In these debates, "nature" was understood as everything that stood outside civilization — not just trees and wildlife, but also any humans who didn't live exactly like Europeans. So even at its inception, this idea of nature depended on two dubious propositions. First, European philosophers mistakenly imagined that tribal peoples lived outside the influence of culture, religion, and other institutions that would curb their innate tendencies. Second, the philosophers suggested that humanity stood outside nature, as if there were some stark line between modern humans and every other biological thing on the planet. Given that nature was so nasty, at least according to Hobbes, it's no wonder they wanted to make this assumption.

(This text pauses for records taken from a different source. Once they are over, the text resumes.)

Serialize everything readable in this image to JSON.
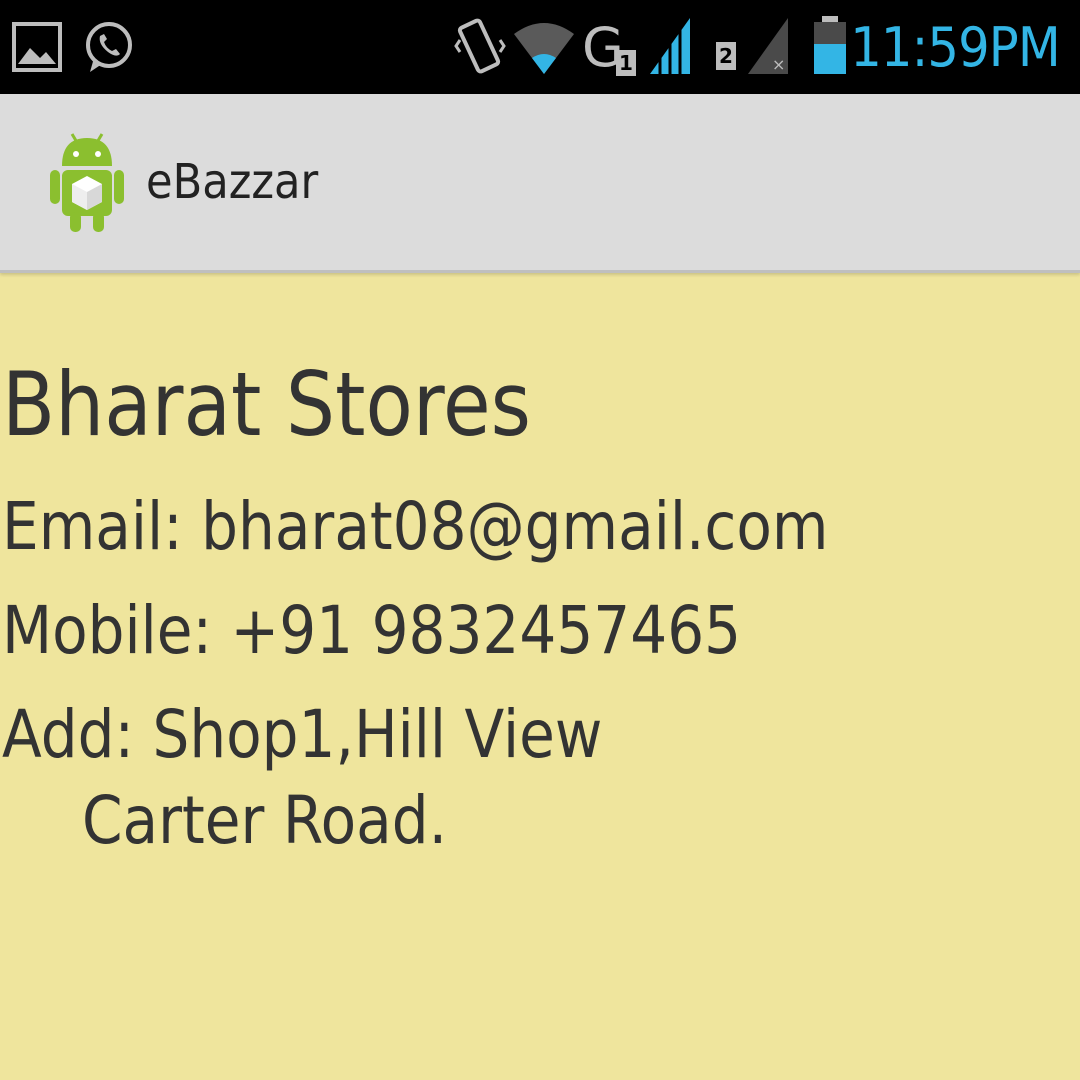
{
  "status_bar": {
    "time": "11:59PM",
    "icons": [
      "gallery-icon",
      "whatsapp-icon",
      "vibrate-icon",
      "wifi-icon",
      "network-g-sim1-icon",
      "signal-sim1-icon",
      "signal-sim2-icon",
      "battery-icon"
    ],
    "sim1_label": "G",
    "sim1_badge": "1",
    "sim2_badge": "2",
    "accent_color": "#33b5e5"
  },
  "action_bar": {
    "title": "eBazzar",
    "icon": "android-app-icon"
  },
  "store": {
    "name": "Bharat Stores",
    "email": "Email: bharat08@gmail.com",
    "mobile": "Mobile: +91 9832457465",
    "address_line1": "Add: Shop1,Hill View",
    "address_line2": "Carter Road."
  },
  "colors": {
    "background": "#efe59d",
    "action_bar": "#dcdcdc",
    "text": "#333333"
  }
}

Even the eighteenth century philosophers who believed in humanity's natural goodness, like the Earl of Shaftesbury, bought into the idea that nature was separate from humans. Our great feats of empire building, morality, and science separated us from dogs, insects, and gentleman savages. In the United States, transcendentalists like Henry David Thoreau took up this idea again in the mid-nineteenth century, and tried to embrace goodness by moving to bucolic areas far from cities. You cannot yearn to get back to nature if you don't believe that you are fundamentally not a part of it.
You can see this same old debate alive in environmental politics today. Like Hobbes and his cohorts, we've reached a point in our civilization when we can no longer deny that human have the power to change the Earth's environment forever. There are two possible responses to this issue. One is to argue, with many environmentalists, that sustainable development depends on going "back to nature," cutting back energy use, and leading slower, de-urbanized lives. This is a kind of gentleman savage argument, where nature is good. At the other end of the eco-aware spectrum we find a very different argument, coming from geologists like Peter Ward, which is that we need to develop geoengineering technologies that will take complete control of nature to scrub carbon out of the air, clean polluted waters, enhance the productivity of farms, and more. Civilization and science can rescue nature, just as Hobbes' social contract could rescue human nature from greed and brutishness.
Of course there are many positions between these extremes, too. But the theme that unites them is a strong echo of the centuries-old belief that humans have somehow stepped outside nature. The problem is that humans are, in fact, part of nature. We are animals who live in burrows and hives like bears and bees. We leave our poop and garbage everywhere just like raccoons do. Sure we've invented some elaborate philosophies and ideologies to explain hives and poop to ourselves, but that doesn't mean we're not part of nature. All those tools we have to pollute the planet? Natural. Other animals use tools. And our changed climate, altered by pumping carbon into the atmosphere? Sorry to break it to you, but that's part of the natural carbon cycle, in which the environment slowly cycles between hot and carbon-rich followed by cold and oxygen-rich. Humans and our environment-altering garbage are about as natural as it gets.
It's time we got away from eighteenth century thinking and started to admit that humans are actually a part of nature. And because we are natural, we can only thrive when our ecosystems have a very specific climate and are full of specific life forms. Preserving the environment in a human-friendly state like the one where we evolved won't bring us back to nature — it will simply make the Earth really comfortable for us and our fellow life forms. Whether we preserve the environment with enormous, futuristic climate-control machines or by leaving the cities for tribal life, we are doing natural things on a natural world that is in a natural state. There is no nature to return to. We are already here.